Saat ia sadar kembali, waktu di atas kepalanya sudah menunjukkan [00:00]. Panel menghilang. Pilihan telah ditetapkan.
Konstelasi [#!%26@&912!] menerima keheninganmu sebagai jawaban. Kontrak disahkan.
Setelah hitungan waktu mencapai nol, langit bergemuruh pelan. Juru Ghaib melayang naik lebih tinggi, lalu membentangkan kedua tangannya ke samping. Di belakangnya, sebuah panel raksasa muncul menampilkan lokasi baru: Menara Candhi Waringin – Zona 02: Semarang.
“Para penantang yang telah menyelesaikan kontrak konstelasi, dengarkan baik-baik,” ucapnya dengan nada datar namun penuh tekanan. “Skenario kedua akan dimulai dalam waktu 48 jam dari sekarang. Lokasi telah ditentukan. Hanya mereka yang hadir di titik awal skenario sebelum waktu yang ditentukan… yang akan diizinkan ikut serta.”
Hening kembali menyelimuti alun-alun. Beberapa penantang menelan ludah, yang lain saling memandang khawatir.
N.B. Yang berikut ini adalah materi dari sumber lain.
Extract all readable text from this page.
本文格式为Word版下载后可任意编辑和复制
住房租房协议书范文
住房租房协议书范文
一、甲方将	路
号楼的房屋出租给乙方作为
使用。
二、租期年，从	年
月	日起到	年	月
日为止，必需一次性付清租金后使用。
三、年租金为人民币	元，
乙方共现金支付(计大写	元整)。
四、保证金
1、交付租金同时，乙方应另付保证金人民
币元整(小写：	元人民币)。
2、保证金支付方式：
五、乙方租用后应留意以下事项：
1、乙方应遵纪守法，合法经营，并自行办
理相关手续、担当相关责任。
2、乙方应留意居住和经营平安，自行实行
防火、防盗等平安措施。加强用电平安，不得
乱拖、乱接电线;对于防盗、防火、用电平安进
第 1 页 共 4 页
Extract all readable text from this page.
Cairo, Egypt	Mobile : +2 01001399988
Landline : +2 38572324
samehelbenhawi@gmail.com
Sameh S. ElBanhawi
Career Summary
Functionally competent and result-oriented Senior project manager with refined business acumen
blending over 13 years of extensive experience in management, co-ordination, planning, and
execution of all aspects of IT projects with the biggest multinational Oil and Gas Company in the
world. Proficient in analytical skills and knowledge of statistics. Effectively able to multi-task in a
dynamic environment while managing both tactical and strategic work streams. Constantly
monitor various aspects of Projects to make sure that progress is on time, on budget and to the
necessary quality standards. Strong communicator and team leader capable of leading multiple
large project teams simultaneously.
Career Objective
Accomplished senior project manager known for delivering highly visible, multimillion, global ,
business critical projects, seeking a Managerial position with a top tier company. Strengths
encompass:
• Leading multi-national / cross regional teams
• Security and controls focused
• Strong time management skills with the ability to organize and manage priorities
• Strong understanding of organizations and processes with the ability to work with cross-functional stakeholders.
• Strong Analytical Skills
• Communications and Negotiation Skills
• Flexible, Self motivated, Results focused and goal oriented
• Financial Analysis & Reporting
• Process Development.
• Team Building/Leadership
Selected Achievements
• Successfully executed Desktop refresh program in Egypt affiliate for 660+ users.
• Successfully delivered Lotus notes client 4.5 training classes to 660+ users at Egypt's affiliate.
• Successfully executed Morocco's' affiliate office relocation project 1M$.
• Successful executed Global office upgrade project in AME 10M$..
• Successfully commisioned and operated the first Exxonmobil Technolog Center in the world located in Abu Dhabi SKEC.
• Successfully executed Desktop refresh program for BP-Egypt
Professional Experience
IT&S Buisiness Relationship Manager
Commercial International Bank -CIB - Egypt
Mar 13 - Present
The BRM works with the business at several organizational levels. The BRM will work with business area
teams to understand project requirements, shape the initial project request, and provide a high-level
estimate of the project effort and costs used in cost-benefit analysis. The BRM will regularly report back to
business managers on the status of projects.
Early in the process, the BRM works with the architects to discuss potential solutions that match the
“Dan bagi yang tidak datang tepat waktu,” lanjut Juru Ghaib, suaranya berubah dingin, “…akan dianggap gugur dalam sistem Skema Realita. Tubuh kalian akan dihapus dari eksistensi, dan nama kalian tidak akan dicatat dalam sejarah dunia baru.”
Tiba-tiba angin berhembus deras, dan Juru Ghaib mulai memudar perlahan.
“Persiapkan diri kalian. Langkah ini hanya permulaan. Kalian telah menulis awal cerita kalian. Tapi akhir takdir… belum ditentukan.”
Lalu tubuhnya menghilang dalam pusaran kabut ungu, meninggalkan para penantang yang kini terdiam. Mbarep menatap langit, cahaya ungu pekat konstelasinya masih berdenyut diam. Ia mengepalkan tangan.